I’m looking for wonderful characters and to be in a relationship with my director where I can try and kill it for him, to be totally honest. You might say the movies are dark, but I also have relationships with all of the directors I’ve worked with in the past four or five years that are really intimate. I love them. I count Denis Villeneuve, Antoine Fuqua, Dan Gilroy and now a couple of other directors I’ve worked with as friends, and that’s a wonderful feeling. We work really hard to make a good movie and create a great character, and that’s all I’m really looking for, something that just excites me. I go to work and I can’t wait to say the words, or do the thing, or whatever it might be.

Was it hard to stop with such a great script like this, to let it go?

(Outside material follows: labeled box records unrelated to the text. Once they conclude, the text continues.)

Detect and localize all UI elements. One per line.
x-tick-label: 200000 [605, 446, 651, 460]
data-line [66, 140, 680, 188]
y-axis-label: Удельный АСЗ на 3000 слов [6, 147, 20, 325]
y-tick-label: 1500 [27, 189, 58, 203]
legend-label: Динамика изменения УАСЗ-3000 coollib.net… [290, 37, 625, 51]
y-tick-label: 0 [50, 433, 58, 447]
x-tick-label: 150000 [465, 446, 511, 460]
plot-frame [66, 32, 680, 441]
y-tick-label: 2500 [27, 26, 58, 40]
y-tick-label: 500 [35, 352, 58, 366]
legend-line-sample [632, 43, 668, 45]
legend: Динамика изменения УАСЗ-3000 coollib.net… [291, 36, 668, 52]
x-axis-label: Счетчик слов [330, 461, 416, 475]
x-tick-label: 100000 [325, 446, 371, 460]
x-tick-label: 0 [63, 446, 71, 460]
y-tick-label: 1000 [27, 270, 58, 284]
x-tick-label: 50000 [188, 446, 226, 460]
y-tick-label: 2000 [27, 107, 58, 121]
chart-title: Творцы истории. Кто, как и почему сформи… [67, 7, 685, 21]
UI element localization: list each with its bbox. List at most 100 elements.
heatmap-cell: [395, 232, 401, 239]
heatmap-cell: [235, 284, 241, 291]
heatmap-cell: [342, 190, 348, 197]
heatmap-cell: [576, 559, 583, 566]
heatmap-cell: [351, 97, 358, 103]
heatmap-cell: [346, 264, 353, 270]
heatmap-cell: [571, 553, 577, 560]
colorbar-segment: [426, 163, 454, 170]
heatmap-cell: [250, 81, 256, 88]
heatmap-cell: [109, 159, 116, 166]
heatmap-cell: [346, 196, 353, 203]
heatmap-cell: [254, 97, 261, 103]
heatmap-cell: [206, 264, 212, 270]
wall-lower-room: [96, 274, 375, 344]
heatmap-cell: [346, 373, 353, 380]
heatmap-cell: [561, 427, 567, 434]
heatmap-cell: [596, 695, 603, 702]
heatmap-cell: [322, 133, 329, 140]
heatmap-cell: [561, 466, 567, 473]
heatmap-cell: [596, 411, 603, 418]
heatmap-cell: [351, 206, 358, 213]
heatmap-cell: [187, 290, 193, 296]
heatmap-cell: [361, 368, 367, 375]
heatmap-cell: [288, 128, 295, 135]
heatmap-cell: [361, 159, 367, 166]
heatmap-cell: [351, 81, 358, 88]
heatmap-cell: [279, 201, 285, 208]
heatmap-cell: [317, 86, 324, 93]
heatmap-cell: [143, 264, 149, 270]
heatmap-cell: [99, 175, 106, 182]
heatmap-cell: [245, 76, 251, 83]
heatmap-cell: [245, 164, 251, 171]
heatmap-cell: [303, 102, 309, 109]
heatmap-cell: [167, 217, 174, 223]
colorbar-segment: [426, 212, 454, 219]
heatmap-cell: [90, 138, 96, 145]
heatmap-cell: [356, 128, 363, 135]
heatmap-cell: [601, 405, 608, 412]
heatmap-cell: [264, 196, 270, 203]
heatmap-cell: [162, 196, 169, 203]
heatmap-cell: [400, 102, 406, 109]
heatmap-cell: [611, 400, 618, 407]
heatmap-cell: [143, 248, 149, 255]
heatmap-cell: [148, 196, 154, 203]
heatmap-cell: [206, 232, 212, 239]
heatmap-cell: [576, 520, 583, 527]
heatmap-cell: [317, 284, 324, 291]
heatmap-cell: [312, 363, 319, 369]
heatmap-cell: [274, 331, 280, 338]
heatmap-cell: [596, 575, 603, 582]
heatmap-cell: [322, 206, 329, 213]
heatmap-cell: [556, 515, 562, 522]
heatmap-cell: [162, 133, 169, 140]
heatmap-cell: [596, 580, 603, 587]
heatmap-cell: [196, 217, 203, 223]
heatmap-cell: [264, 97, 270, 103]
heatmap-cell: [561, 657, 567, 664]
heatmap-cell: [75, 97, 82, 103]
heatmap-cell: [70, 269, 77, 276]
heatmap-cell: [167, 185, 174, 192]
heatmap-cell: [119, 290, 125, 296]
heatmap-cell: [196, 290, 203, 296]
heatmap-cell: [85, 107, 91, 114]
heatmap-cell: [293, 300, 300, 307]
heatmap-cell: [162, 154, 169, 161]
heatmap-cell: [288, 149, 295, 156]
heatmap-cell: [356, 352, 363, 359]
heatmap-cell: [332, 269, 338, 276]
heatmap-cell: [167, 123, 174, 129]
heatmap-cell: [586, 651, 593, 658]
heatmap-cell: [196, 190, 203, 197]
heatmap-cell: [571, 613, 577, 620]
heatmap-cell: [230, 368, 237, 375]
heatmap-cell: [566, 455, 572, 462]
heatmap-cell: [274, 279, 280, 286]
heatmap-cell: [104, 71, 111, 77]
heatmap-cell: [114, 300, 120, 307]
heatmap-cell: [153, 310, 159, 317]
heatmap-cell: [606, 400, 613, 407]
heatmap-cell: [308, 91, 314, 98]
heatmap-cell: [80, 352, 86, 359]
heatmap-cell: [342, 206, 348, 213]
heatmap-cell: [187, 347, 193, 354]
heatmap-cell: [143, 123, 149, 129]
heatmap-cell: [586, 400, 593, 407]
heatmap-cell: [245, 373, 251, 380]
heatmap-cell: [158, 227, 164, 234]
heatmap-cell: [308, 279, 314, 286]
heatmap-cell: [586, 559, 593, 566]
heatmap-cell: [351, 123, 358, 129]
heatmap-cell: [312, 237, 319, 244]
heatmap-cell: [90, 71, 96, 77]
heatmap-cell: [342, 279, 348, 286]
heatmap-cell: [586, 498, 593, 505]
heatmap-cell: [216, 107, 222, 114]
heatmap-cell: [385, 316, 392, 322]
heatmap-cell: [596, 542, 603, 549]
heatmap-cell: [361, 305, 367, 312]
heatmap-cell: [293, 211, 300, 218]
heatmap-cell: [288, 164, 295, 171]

Yes. But I really believe Dan should make it into a play. The dialogue is so amazing in the script; I memorized it like a play. There were logistical issues, too, with the shoot, and I knew that preparation was everything. Production would could come to me and say, “Oh shit, we lost this location. We’re going to have to go shoot here. Are you ready?” And I’d have to be ready to do (a scene) in two takes because we only had a half an hour on the location because we could only afford that. And so I knew (the script) like that, and I fell in love with the speeches. They’re still in my mind. I can still recite pretty much all of them. It was sad when we’d finish (a scene) and I’d say, “Oh, that was the last time I’ll ever say that,” because I had spent months with those words.